There are British flags and other colonial material juxtaposed against pieces of modern, common ephemera, such as news articles and letters.
The aim is to give insight into the origin story of the Aboriginal flag and explore its contemporary context.
“It’s a small exhibition, but a significant one,” says Migration Museum Director Mandy Paul.
“It’s significant to Adelaide because it was designed and first flown here in July 1971, so we’re marking 50 years of that moment, but also because it’s become a really important symbol, particularly for First Nations people in Australia.”
The red, black and yellow Aboriginal Australian flag was originally designed by Luritja artist and activist Harold Thomas half a century ago in 1971, and first flown during a National Aborigines Day march through Tarntanyangga Victoria Square.
It then became the official flag of Canberra’s Aboriginal Tent Embassy, after it was flown there a year later in 1972.
Jade says it’s important that this exhibition is held at the Migration Museum, because the flag was a pivotal tool in the modern Aboriginal land rights movement.
“People often forget it’s so affiliated with land rights, and that is actually why the flag exists,” she says.
“When you think of land rights, you think of the fact that Aboriginal people were here before other people came, and sovereignty was never actually ceded and still hasn’t ever been.”
The exhibition is displayed in non-chronological order, with stories mismatched and timelines sandwiched together.
This was a deliberate decision, made with First Nations audiences in mind.
“Aboriginal people see things all related – so people are related, events are interrelated,” Jade explains.
“When you think of Victoria Square, and all the things that have happened in Victoria Square, and then to think that’s the place [where the flag was once flown] and then you’ve got all these other events, I found that very interesting.”
Last June, Tarntanyangga Victoria Square was awash with a protest against police brutality and Indigenous deaths in custody, as Adelaide hosted its own version of the global Black Lives Matter demonstrations.
Rewind to 1904 and the same square bore witness to a very different event – the unveiling of a statue dedicated to colonialist explorer John McDouall Stuart.
A placard at the exhibition states: “Many Aboriginal people would say Stuart was never Welcome, nor traversed an undiscovered home-land, and where there might have been a peaceful crossing of paths, instead there was hostility.”
The exhibition also captures some of the hostility the Aboriginal flag received over the last 50 years, showing excerpts from news articles relating to local government figures burning the flag and describing it as a “revolutionary rag”.
The exhibition does not dive into the current furore of the Free the Flag movement.
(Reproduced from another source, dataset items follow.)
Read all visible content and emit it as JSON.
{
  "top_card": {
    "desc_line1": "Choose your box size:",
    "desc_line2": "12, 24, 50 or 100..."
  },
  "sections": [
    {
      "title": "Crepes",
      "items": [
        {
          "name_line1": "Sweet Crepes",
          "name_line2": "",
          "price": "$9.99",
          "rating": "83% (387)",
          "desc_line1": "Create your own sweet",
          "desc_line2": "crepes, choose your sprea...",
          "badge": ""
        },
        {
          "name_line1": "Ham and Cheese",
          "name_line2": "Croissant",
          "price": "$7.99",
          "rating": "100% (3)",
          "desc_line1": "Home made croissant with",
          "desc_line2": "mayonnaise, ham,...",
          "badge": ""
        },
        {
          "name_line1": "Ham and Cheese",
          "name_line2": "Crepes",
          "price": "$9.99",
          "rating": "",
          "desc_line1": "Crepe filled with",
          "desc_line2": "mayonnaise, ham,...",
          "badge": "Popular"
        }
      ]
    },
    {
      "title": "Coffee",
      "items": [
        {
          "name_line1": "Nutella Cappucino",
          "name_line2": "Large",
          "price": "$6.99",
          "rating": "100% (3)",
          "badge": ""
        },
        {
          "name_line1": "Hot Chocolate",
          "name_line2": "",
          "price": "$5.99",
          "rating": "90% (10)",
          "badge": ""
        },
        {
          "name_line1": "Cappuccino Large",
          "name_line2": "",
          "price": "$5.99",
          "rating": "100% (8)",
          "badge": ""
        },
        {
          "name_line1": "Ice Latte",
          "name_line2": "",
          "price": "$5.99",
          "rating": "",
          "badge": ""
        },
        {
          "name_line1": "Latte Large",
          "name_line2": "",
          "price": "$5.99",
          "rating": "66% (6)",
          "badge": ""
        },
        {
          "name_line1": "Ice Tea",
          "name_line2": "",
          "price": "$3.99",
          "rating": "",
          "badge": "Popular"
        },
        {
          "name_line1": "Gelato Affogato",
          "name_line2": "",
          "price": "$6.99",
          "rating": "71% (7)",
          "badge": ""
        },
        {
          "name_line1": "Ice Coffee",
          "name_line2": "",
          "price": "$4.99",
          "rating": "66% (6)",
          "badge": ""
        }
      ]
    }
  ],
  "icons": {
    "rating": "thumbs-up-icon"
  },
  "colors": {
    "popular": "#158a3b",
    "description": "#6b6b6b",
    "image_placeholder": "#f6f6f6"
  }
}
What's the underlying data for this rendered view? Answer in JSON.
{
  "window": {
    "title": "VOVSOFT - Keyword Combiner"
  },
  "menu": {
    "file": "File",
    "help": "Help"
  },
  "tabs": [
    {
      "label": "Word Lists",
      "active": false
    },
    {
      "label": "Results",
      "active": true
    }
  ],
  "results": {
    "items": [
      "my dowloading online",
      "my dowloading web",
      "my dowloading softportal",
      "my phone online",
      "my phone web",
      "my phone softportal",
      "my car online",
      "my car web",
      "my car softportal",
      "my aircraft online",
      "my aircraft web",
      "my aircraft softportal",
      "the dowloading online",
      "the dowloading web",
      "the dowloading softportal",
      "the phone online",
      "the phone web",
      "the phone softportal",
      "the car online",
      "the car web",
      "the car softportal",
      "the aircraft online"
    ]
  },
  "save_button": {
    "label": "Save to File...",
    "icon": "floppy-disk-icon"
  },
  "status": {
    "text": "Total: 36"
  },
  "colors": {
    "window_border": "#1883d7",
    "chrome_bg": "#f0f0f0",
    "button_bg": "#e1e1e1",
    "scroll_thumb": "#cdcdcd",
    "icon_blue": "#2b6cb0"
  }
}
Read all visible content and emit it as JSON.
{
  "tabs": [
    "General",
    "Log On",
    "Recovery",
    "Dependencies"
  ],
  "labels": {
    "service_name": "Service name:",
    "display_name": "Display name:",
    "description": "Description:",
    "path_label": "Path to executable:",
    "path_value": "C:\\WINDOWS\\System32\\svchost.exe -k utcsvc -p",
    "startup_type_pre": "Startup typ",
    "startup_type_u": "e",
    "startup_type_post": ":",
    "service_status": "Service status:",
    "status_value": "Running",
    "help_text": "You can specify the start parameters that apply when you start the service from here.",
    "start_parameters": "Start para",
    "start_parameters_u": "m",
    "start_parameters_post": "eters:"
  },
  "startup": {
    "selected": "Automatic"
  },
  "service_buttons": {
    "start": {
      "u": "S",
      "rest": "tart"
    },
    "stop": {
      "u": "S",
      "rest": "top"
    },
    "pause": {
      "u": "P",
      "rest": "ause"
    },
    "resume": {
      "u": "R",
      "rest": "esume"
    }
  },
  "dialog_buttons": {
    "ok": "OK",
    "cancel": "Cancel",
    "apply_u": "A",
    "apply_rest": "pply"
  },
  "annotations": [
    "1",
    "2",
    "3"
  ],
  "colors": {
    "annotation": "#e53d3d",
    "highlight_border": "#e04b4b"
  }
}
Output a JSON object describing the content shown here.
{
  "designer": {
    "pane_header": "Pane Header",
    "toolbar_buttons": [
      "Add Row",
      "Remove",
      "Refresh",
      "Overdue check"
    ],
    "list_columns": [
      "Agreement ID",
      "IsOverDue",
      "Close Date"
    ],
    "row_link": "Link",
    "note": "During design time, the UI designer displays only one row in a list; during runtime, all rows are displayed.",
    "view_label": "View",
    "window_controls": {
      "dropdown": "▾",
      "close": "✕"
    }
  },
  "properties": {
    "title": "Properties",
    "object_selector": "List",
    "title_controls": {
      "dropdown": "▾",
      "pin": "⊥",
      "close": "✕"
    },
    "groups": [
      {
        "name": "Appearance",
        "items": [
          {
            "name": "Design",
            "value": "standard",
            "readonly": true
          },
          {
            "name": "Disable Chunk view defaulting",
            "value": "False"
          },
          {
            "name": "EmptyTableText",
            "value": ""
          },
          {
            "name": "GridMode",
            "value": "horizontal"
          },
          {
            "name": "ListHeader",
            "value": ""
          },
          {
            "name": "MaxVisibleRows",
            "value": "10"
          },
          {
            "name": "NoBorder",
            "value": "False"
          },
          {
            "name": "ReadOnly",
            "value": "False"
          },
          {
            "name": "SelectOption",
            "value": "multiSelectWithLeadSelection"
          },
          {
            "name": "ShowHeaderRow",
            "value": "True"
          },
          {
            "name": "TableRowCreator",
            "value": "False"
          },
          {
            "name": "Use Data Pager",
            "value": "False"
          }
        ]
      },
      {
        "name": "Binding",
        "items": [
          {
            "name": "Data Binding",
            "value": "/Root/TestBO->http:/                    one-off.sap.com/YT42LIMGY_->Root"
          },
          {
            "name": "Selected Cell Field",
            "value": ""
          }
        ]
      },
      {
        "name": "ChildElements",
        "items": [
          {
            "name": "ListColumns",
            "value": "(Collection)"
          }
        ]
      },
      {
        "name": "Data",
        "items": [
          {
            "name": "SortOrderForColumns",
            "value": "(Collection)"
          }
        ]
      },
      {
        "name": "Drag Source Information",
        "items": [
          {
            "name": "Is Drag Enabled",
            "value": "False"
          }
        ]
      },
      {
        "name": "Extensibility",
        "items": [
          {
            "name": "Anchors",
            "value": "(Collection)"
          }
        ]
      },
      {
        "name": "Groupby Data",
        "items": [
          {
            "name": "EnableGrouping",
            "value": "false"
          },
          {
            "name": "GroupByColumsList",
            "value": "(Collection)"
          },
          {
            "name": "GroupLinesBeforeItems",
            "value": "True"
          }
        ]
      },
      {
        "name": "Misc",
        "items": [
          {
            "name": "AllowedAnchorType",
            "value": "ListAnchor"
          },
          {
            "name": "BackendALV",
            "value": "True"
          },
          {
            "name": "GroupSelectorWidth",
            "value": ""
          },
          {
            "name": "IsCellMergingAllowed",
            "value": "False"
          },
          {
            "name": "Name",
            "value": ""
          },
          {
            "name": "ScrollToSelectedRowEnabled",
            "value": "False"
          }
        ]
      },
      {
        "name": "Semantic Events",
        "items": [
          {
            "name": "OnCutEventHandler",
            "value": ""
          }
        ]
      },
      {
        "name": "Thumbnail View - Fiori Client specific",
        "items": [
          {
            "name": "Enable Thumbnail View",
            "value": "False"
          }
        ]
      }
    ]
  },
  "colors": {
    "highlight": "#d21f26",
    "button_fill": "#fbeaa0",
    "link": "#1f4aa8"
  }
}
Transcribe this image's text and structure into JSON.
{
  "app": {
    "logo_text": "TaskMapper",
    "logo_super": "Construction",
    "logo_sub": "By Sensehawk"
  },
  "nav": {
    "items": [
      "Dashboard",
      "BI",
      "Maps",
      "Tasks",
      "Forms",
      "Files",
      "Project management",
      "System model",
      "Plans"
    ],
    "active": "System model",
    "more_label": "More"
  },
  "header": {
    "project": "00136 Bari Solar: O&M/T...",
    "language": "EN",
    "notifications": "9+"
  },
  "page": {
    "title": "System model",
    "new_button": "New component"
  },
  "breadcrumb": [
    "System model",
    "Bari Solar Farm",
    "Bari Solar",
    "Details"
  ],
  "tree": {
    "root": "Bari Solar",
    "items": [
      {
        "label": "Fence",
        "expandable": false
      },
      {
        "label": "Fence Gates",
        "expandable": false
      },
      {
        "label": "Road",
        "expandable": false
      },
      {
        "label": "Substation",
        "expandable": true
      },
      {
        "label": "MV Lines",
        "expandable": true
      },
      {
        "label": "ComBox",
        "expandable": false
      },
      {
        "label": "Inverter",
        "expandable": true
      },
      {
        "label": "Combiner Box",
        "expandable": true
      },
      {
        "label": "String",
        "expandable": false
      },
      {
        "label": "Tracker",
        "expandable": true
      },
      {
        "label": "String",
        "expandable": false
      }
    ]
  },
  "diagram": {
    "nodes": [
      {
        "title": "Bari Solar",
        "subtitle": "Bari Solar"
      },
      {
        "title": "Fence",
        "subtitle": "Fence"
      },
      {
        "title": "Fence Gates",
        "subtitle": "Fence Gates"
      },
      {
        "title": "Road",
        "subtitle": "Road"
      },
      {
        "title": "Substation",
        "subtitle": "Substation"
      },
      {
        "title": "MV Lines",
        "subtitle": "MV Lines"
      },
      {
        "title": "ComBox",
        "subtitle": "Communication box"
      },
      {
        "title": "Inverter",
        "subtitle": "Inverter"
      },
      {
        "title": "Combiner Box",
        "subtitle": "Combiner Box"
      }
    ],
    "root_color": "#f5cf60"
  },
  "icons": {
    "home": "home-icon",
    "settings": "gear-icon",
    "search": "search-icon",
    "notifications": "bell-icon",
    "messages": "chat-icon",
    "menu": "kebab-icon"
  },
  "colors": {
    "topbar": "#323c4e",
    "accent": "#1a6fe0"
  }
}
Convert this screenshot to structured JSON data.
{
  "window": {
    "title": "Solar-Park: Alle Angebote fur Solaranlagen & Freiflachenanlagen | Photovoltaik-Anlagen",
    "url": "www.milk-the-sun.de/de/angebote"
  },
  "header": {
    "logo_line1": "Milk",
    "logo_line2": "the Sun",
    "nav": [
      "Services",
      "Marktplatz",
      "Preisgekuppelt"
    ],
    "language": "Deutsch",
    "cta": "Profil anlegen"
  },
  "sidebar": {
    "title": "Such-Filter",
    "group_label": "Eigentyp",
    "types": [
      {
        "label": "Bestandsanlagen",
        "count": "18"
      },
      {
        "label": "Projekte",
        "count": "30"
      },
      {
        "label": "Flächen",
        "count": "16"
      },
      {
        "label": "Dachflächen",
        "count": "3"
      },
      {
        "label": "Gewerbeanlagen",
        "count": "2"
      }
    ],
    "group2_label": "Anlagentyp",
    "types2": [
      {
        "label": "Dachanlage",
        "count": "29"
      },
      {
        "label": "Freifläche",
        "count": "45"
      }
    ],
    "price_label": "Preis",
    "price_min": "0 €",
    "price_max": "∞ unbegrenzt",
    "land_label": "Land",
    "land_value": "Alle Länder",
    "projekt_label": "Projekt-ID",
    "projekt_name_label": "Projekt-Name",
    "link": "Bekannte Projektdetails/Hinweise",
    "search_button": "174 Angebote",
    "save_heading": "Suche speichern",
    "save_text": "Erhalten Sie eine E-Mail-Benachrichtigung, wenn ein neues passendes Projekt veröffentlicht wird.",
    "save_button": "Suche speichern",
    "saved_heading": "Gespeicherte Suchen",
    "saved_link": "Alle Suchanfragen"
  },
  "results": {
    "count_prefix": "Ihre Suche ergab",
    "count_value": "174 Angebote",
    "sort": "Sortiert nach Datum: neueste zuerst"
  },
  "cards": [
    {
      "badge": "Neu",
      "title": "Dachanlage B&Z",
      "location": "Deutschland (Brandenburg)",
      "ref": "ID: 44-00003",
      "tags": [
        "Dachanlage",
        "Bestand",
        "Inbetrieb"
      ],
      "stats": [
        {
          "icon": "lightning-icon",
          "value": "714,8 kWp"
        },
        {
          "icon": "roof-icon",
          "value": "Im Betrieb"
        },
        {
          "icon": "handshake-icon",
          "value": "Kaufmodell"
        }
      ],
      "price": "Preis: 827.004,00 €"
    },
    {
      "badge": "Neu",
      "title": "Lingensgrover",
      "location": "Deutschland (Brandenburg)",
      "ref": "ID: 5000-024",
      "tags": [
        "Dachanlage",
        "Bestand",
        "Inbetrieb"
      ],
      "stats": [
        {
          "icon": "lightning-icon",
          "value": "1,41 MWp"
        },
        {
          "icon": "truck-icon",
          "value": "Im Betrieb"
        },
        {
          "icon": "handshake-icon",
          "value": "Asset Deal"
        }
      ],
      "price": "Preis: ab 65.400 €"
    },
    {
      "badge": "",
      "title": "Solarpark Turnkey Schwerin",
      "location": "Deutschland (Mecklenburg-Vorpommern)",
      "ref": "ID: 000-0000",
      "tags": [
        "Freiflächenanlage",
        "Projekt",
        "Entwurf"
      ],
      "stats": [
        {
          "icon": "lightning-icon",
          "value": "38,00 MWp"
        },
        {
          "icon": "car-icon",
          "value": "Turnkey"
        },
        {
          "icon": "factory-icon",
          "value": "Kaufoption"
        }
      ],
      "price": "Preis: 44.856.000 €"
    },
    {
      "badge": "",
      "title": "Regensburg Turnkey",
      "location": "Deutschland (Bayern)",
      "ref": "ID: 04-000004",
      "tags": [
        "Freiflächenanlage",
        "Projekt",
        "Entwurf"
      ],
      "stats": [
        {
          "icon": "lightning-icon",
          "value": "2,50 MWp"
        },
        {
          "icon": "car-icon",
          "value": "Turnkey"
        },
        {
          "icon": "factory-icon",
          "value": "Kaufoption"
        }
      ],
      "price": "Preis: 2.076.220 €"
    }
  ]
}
Jade and Jacinta explain they weren’t able to do the necessary consultation with Harold Thomas in order to broach the subject meaningfully.
There is one letter, though, penned by Keanu Russo, an 11-year-old Aboriginal boy, addressed to Minister for Indigenous Affairs Ken Wyatt, in which Keanu asks that the “Aboriginal flag be freed from the limited copyright situation that currently exists”.
The letter continues, “I think it is absolutely appalling that, as an Aboriginal person, I have to pay money to use my people’s flag.”
Jacinta says the copyright issue is “such a heated topic”, but the legacy and meaning of the flag is about more than that.
To Jade, every instance of the flag seen in public – no matter how small – is a symbol of persistent defiance and solidarity.
Jade explains this notion in text, on a poster inside the exhibition, detailing a moment that inspired her to co-curate RE/CLAIMING COUNTRY.
“The idea for this exhibition originally came about in late 2020 when I was driving down King William Street on my way to work,” the poster says.
“I was sitting in my car, in the newly repopulated city streets, I glanced over to notice a lonely image of the Aboriginal Flag stuck to one of the tram poles.
“Immediately I felt that smile that often comes when you recognise an act of protest”.